For persons who reached SPa prior to 6 April 2010, the number of qualifying years required to receive 100% of the basic State Pension was approximately 90% of the years in their working life. A person’s working life is the period between the tax year in which they reached age 16 and the tax year in which they achieved pensionable age or died under that age (see paragraph 5(8), schedule 3, SSCBA 1992).
Because women had a lower SPa than men, a woman generally required 39 qualifying years in order to receive 100% of the basic State Pension and a man 44 qualifying years. To receive the minimum amount of the basic State Pension (25%), a person needed to have qualifying years for at least 25% of their working life. This equated to 10 years for women and 11 years for men.
For details of changes to the State Pension system from 6 April 2010, seeNIM41251.

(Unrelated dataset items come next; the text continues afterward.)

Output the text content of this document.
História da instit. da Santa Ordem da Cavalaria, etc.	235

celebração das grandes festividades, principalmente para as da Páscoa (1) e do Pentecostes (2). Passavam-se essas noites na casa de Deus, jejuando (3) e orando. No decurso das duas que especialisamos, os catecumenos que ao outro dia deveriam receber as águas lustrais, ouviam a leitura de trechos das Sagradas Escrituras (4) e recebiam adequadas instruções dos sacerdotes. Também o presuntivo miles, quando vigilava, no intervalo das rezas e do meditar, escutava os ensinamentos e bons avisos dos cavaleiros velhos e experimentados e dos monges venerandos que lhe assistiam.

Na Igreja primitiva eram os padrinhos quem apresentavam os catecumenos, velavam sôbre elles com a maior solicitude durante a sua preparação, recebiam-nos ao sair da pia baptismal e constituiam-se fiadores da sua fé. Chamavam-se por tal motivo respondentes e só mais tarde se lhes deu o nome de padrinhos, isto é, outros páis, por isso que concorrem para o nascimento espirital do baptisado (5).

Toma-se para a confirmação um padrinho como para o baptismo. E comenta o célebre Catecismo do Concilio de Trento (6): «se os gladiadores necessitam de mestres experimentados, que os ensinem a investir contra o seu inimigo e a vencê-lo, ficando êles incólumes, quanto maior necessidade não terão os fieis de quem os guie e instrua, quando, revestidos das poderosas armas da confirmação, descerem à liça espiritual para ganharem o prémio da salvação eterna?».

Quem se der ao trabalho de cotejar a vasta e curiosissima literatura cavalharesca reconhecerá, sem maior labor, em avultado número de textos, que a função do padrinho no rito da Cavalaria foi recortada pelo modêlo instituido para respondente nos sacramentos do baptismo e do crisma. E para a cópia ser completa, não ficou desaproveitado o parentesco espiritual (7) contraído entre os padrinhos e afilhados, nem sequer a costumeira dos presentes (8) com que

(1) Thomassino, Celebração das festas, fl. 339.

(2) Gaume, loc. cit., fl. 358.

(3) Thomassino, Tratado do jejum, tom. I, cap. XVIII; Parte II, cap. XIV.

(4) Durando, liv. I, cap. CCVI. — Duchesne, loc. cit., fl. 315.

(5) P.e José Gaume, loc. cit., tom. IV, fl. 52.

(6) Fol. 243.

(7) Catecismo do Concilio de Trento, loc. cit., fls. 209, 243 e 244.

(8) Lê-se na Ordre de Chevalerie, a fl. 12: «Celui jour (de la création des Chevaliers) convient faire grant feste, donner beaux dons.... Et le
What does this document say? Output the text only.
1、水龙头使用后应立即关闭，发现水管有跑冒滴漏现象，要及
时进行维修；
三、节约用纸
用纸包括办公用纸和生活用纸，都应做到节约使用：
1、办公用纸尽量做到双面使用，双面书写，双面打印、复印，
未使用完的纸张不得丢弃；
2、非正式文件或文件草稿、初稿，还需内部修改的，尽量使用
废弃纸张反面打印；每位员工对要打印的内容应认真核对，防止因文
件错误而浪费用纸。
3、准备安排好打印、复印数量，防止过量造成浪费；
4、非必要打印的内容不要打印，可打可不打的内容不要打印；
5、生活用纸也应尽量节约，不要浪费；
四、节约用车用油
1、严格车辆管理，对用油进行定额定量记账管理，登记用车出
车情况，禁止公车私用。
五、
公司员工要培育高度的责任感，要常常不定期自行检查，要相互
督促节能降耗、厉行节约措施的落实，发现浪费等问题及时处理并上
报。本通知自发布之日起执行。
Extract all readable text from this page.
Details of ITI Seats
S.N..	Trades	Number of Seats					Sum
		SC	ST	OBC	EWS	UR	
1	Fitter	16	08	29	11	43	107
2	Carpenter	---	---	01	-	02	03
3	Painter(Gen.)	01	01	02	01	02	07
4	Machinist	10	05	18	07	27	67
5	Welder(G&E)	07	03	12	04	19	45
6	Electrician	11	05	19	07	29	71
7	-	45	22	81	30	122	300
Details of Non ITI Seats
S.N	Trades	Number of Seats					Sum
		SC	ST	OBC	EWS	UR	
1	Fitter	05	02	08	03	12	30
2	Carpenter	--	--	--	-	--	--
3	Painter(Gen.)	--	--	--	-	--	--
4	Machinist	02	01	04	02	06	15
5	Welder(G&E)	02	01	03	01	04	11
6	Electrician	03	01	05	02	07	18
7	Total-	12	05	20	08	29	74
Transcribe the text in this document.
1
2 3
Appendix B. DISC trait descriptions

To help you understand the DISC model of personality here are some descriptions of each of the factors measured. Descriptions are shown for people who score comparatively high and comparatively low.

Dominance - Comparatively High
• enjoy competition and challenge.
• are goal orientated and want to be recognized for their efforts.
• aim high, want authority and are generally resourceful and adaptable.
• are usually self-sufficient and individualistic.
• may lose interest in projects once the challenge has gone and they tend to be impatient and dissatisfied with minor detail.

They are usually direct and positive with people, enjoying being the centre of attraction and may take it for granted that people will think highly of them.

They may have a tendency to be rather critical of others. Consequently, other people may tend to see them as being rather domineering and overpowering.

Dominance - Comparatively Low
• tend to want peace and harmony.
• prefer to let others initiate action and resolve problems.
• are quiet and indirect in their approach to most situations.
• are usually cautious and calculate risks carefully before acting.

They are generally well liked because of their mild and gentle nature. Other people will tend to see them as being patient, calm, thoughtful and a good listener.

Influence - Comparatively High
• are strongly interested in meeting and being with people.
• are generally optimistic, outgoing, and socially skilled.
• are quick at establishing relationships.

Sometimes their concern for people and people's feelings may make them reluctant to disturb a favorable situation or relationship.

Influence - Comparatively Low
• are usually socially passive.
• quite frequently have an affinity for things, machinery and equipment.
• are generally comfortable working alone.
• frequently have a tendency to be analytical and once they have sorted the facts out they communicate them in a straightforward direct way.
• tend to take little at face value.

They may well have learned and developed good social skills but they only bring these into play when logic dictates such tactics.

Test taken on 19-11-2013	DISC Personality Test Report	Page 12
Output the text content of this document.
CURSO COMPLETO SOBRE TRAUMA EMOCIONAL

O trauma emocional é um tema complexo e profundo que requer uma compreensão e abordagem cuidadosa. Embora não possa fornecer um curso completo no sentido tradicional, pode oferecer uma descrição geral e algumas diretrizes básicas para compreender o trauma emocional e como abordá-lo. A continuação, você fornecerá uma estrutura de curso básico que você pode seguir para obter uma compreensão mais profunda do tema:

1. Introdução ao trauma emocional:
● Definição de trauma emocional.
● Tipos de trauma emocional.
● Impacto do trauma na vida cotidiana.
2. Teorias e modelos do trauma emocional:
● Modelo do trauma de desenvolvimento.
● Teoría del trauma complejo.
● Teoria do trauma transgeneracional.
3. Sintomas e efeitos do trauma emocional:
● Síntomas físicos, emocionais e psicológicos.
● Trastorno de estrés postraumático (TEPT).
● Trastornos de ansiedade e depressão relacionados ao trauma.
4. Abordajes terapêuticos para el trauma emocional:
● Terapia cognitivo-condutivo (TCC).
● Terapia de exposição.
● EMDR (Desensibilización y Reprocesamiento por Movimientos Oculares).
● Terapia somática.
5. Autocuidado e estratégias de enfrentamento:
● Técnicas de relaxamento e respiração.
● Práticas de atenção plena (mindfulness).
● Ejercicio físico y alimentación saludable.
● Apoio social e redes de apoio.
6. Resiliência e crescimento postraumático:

HRP protected the pension entitlement of people who were not working or whose earnings were low while they were bringing up children or caring for a person with a long-term illness or disability.
HRP did not credit a person with any qualifying years. Instead, HRP worked by reducing (to no less than half the requisite number of years in the person’s working life), the number of qualifying years required for 100% of the basic State Pension.
For details of the impact on additional (State Second) Pension, seeNIM41415.